Please! What would I do without you?
But I let her go without a word, aching to hold her but too aware of the wall of privacy slamming down between us. Children are born wild, I know. The best I can hope for is a little tenderness, a seeming docility. Beneath the surface the wildness remains, stark, savage and alien.
She remained virtually silent for the rest of the evening. When I put her to bed she refused her story but stayed awake for hours after I had put out my own light. I heard her from the darkness of my room, walking to and fro, occasionally talking to herself – or to Pantoufle – in fierce staccato bursts too low for me to hear.

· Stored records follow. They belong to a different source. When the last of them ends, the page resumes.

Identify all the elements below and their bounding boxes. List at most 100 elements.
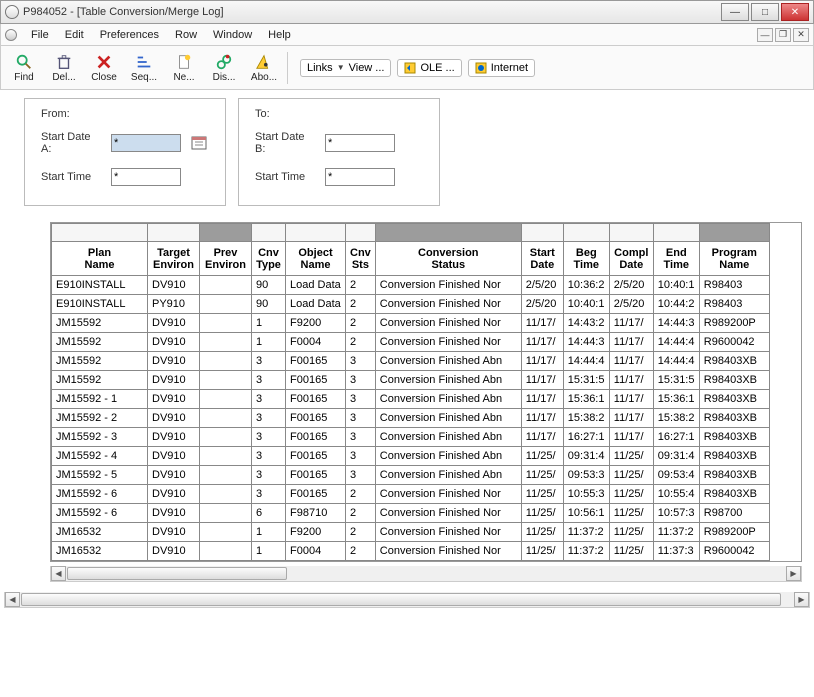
cell-cnv_type[interactable]: 1 bbox=[252, 523, 286, 542]
cell-plan_name[interactable]: JM15592 bbox=[52, 352, 148, 371]
cell-object_name[interactable]: F00165 bbox=[286, 409, 346, 428]
cell-conv_status[interactable]: Conversion Finished Nor bbox=[375, 333, 521, 352]
about-button[interactable]: Abo... bbox=[245, 48, 283, 88]
cell-beg_time[interactable]: 09:31:4 bbox=[563, 447, 609, 466]
cell-end_time[interactable]: 14:44:3 bbox=[653, 314, 699, 333]
cell-prev_env[interactable] bbox=[200, 390, 252, 409]
cell-prev_env[interactable] bbox=[200, 428, 252, 447]
cell-target_env[interactable]: DV910 bbox=[148, 333, 200, 352]
menu-preferences[interactable]: Preferences bbox=[92, 27, 167, 43]
cell-end_time[interactable]: 09:31:4 bbox=[653, 447, 699, 466]
maximize-button[interactable]: □ bbox=[751, 3, 779, 21]
cell-cnv_type[interactable]: 1 bbox=[252, 542, 286, 561]
start-date-b-input[interactable] bbox=[325, 134, 395, 152]
filter-cell-plan_name[interactable] bbox=[52, 224, 148, 242]
cell-target_env[interactable]: DV910 bbox=[148, 504, 200, 523]
menu-file[interactable]: File bbox=[23, 27, 57, 43]
minimize-button[interactable]: — bbox=[721, 3, 749, 21]
cell-object_name[interactable]: F9200 bbox=[286, 314, 346, 333]
cell-target_env[interactable]: DV910 bbox=[148, 409, 200, 428]
outer-scroll-right-arrow[interactable]: ▶ bbox=[794, 592, 809, 607]
cell-program_name[interactable]: R98403XB bbox=[699, 352, 769, 371]
cell-cnv_sts[interactable]: 2 bbox=[346, 333, 376, 352]
cell-cnv_sts[interactable]: 2 bbox=[346, 314, 376, 333]
menu-window[interactable]: Window bbox=[205, 27, 260, 43]
outer-scroll-left-arrow[interactable]: ◀ bbox=[5, 592, 20, 607]
cell-cnv_type[interactable]: 1 bbox=[252, 314, 286, 333]
table-row[interactable]: JM15592 - 4DV9103F001653Conversion Finis… bbox=[52, 447, 770, 466]
cell-program_name[interactable]: R989200P bbox=[699, 314, 769, 333]
cell-cnv_sts[interactable]: 2 bbox=[346, 276, 376, 295]
cell-program_name[interactable]: R98403XB bbox=[699, 409, 769, 428]
cell-cnv_sts[interactable]: 2 bbox=[346, 523, 376, 542]
cell-object_name[interactable]: F00165 bbox=[286, 428, 346, 447]
cell-compl_date[interactable]: 11/25/ bbox=[609, 542, 653, 561]
cell-conv_status[interactable]: Conversion Finished Nor bbox=[375, 295, 521, 314]
cell-plan_name[interactable]: JM15592 - 4 bbox=[52, 447, 148, 466]
delete-button[interactable]: Del... bbox=[45, 48, 83, 88]
cell-cnv_sts[interactable]: 3 bbox=[346, 409, 376, 428]
cell-program_name[interactable]: R98403XB bbox=[699, 447, 769, 466]
cell-cnv_type[interactable]: 3 bbox=[252, 428, 286, 447]
cell-compl_date[interactable]: 11/17/ bbox=[609, 371, 653, 390]
table-row[interactable]: JM15592 - 2DV9103F001653Conversion Finis… bbox=[52, 409, 770, 428]
mdi-minimize-button[interactable]: — bbox=[757, 28, 773, 42]
table-row[interactable]: JM16532DV9101F92002Conversion Finished N… bbox=[52, 523, 770, 542]
menu-row[interactable]: Row bbox=[167, 27, 205, 43]
column-header-conv_status[interactable]: ConversionStatus bbox=[375, 242, 521, 276]
table-row[interactable]: JM15592 - 3DV9103F001653Conversion Finis… bbox=[52, 428, 770, 447]
mdi-restore-button[interactable]: ❐ bbox=[775, 28, 791, 42]
cell-end_time[interactable]: 09:53:4 bbox=[653, 466, 699, 485]
close-button[interactable]: ✕ bbox=[781, 3, 809, 21]
cell-plan_name[interactable]: JM15592 - 2 bbox=[52, 409, 148, 428]
cell-conv_status[interactable]: Conversion Finished Abn bbox=[375, 352, 521, 371]
to-start-time-input[interactable] bbox=[325, 168, 395, 186]
cell-object_name[interactable]: F00165 bbox=[286, 371, 346, 390]
cell-end_time[interactable]: 14:44:4 bbox=[653, 333, 699, 352]
cell-conv_status[interactable]: Conversion Finished Abn bbox=[375, 447, 521, 466]
cell-plan_name[interactable]: JM15592 - 6 bbox=[52, 485, 148, 504]
cell-beg_time[interactable]: 10:40:1 bbox=[563, 295, 609, 314]
cell-beg_time[interactable]: 14:43:2 bbox=[563, 314, 609, 333]
table-row[interactable]: JM15592 - 1DV9103F001653Conversion Finis… bbox=[52, 390, 770, 409]
cell-start_date[interactable]: 11/17/ bbox=[521, 371, 563, 390]
cell-object_name[interactable]: F0004 bbox=[286, 542, 346, 561]
cell-target_env[interactable]: DV910 bbox=[148, 523, 200, 542]
cell-target_env[interactable]: DV910 bbox=[148, 542, 200, 561]
cell-target_env[interactable]: DV910 bbox=[148, 276, 200, 295]
cell-conv_status[interactable]: Conversion Finished Abn bbox=[375, 466, 521, 485]
cell-end_time[interactable]: 10:57:3 bbox=[653, 504, 699, 523]
table-row[interactable]: JM15592 - 5DV9103F001653Conversion Finis… bbox=[52, 466, 770, 485]
cell-prev_env[interactable] bbox=[200, 447, 252, 466]
column-header-prev_env[interactable]: PrevEnviron bbox=[200, 242, 252, 276]
cell-start_date[interactable]: 11/17/ bbox=[521, 333, 563, 352]
cell-prev_env[interactable] bbox=[200, 295, 252, 314]
filter-cell-cnv_sts[interactable] bbox=[346, 224, 376, 242]
cell-cnv_type[interactable]: 6 bbox=[252, 504, 286, 523]
cell-object_name[interactable]: F00165 bbox=[286, 485, 346, 504]
cell-end_time[interactable]: 15:36:1 bbox=[653, 390, 699, 409]
cell-program_name[interactable]: R98403XB bbox=[699, 390, 769, 409]
column-header-plan_name[interactable]: PlanName bbox=[52, 242, 148, 276]
table-row[interactable]: E910INSTALLPY91090Load Data2Conversion F… bbox=[52, 295, 770, 314]
menu-help[interactable]: Help bbox=[260, 27, 299, 43]
cell-end_time[interactable]: 10:40:1 bbox=[653, 276, 699, 295]
start-date-a-input[interactable] bbox=[111, 134, 181, 152]
cell-plan_name[interactable]: JM15592 bbox=[52, 333, 148, 352]
column-header-cnv_type[interactable]: CnvType bbox=[252, 242, 286, 276]
cell-prev_env[interactable] bbox=[200, 352, 252, 371]
cell-cnv_type[interactable]: 3 bbox=[252, 447, 286, 466]
cell-compl_date[interactable]: 11/17/ bbox=[609, 428, 653, 447]
cell-program_name[interactable]: R98403XB bbox=[699, 428, 769, 447]
cell-compl_date[interactable]: 11/17/ bbox=[609, 352, 653, 371]
cell-compl_date[interactable]: 11/17/ bbox=[609, 409, 653, 428]
cell-beg_time[interactable]: 15:31:5 bbox=[563, 371, 609, 390]
cell-beg_time[interactable]: 10:56:1 bbox=[563, 504, 609, 523]
new-button[interactable]: Ne... bbox=[165, 48, 203, 88]
cell-object_name[interactable]: F00165 bbox=[286, 466, 346, 485]
cell-target_env[interactable]: DV910 bbox=[148, 428, 200, 447]
cell-plan_name[interactable]: JM15592 bbox=[52, 371, 148, 390]
cell-plan_name[interactable]: E910INSTALL bbox=[52, 295, 148, 314]
table-row[interactable]: JM15592 - 6DV9103F001652Conversion Finis… bbox=[52, 485, 770, 504]
cell-plan_name[interactable]: JM15592 - 3 bbox=[52, 428, 148, 447]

Much later, when I was sure she was asleep, I crept into her room to switch off the light and found her, curled at the end of her bed, one arm flung wide, head turned at an awkward but absurdly touching angle that tore at my heart. In one hand she clutched a small Plasticine figure. I removed it as I straightened the bedclothes, meaning to return it to Anouk’s toybox. It was still warm from her hand, releasing an unmistakable scent of primary school, of secrets whispered, of poster paint and newsprint and half-forgotten friends.
Six inches long, a stick figure painstakingly rendered, eyes and mouth scratched on with a pin, red thread wound about the waist and something – twigs or dried grass – stuck into the scalp to suggest shaggy brown hair.
There was a letter scratched into the Plasticine-boy’s body, just above the heart; a neat capital J. Beneath it and just close enough to overlap, a letter A.
I replaced the figure softly on the pillow beside her head and left, putting out the light. Some time before dawn she crept into bed with me as she often had when she was a child, and through soft layers of sleep I heard her whisper,
“It’s all right, Maman. I’ll never leave you.” She smelt of salt and baby soap, her hug fierce and warm in the enclosing dark. I rocked her, rocked myself, in sweetness, hugged us both in relief so intense that it was almost pain. “I love you, Maman. I’ll always love you for ever. Don’t cry.”
I wasn’t crying. I never cry.
I slept poorly inside a kaleidoscope of dreams; awoke at dawn with Anouk’s arm across my face and a dreadful, panicky urge to run, to take Anouk and keep on running. How can we live here, how could we have been foolish enough to think he wouldn’t find us even here? The Black Man has many faces, all of them unforgiving, hard and strangely envious. Run, Vianne. Run, Anouk. Forget your small sweet dream and run.
But not this time. We have run too far already, Anouk and I, Mother and I, too far from ourselves.
This is one dream I mean to cling to.